Based upon this graph,
Bakken on December 31, 2012 was producing about 700,000 bbl/d
All those Bakken wells that were producing that 700,000/bbl/d nearly three years ago have gone through their steep decline phase and at the end of 2015 will still be producing about 250,000/bbl/d of oil, day in and day out. When I think of Bakken Legacy production this is the oil I am referring to.
So what does this mean for the future with the much slower drilling rate that has been undertaken in 2015? Here is how I see it and I welcome corrections from Toolpush/ROCKMAN/other industry experts.
A little over 12 months from now we will reach December 31, 2016 and the legacy output will include the wells IMO drilled between January 1, 2013 and December 31, 2013 that will have gone through their steep decline period by that date. Based on past performance I believe that will mean legacy output will rise from the current 250,000/bbl/d to a level of around 350,000/bbl/d.
But what about the wells from 2014 and 2015 that are still in their steepest decline rates as we enter 2016? As of October 2015 per the graph above those wells were producing about 625,000/bbl/d of the 1,050,000/bbl/d currently coming from the Bakken. If they follow the typical decline rates for the next year then at the end of next year they will be putting out about 300,000/bbl/d. Added to the legacy production by then of 350,000/bbl/d the Bakken will produce at minimum 650,000/bbl/d plus whatever new production comes into production during 2016. For the years 2012, 2013 and 2014 that new production amounted to between 200,000/bbl/d and 300,000/bbl/d. However those kind of increases were only taking place when drilling was going on as quickly as possible and prices were very high. During 2015 drilling rates have fallen steeply from a year ago and now more closely resemble rates from 2010 when the Bakken boom was just in its first flush of success. If things continue as seems likely for the next six months I believe we will settle in around 200,000/bbl/d of additional 'new' 2016 production by the end of next year.
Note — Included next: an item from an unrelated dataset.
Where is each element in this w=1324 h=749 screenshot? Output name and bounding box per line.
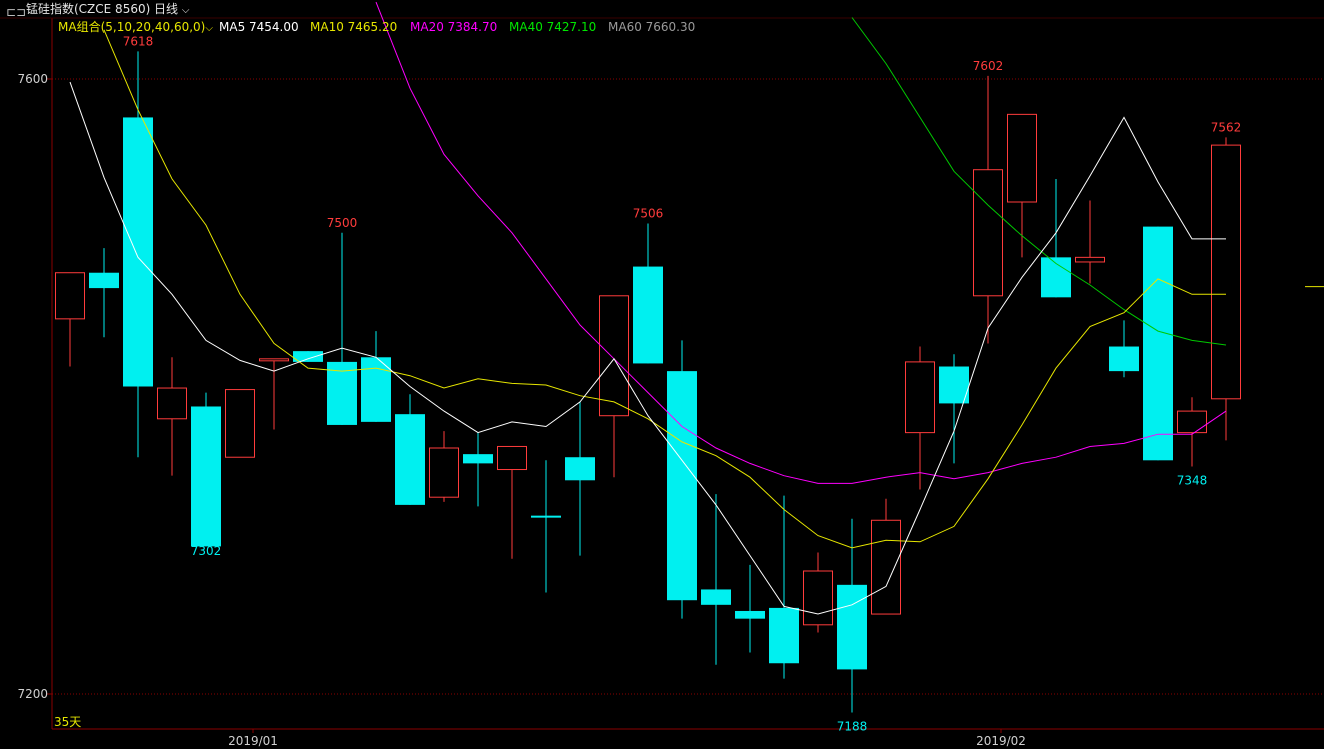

Adding the new, still steeply declining, and pre 2014 legacy numbers together gives me a guess of 850,000/bbl/d coming from the Bakken December 31, 2016. That puts us at the same output from Bakken that we had December 31, 2013 when OPEC started looking at market share as a serious concern. It also means the fall from 1,150,000bbl/d is not nearly as severe as the initial decline rates of wells lead many of us, myself included, to expect it to be. A loss of 300,000/bbl/d is no laughing matter, but in terms of the world market it is easily absorbed until such time as peak oil declines actually set in and cut total supplies. Also during the 2016 period the bankruptcies will accumulate and the cash flush investors or companies like the one ROCKMAN works for will be able to buy up many legacy wells for far less than the cost of new well drilling, allowing them to keep them in production for many years even as they decline slowly going forward.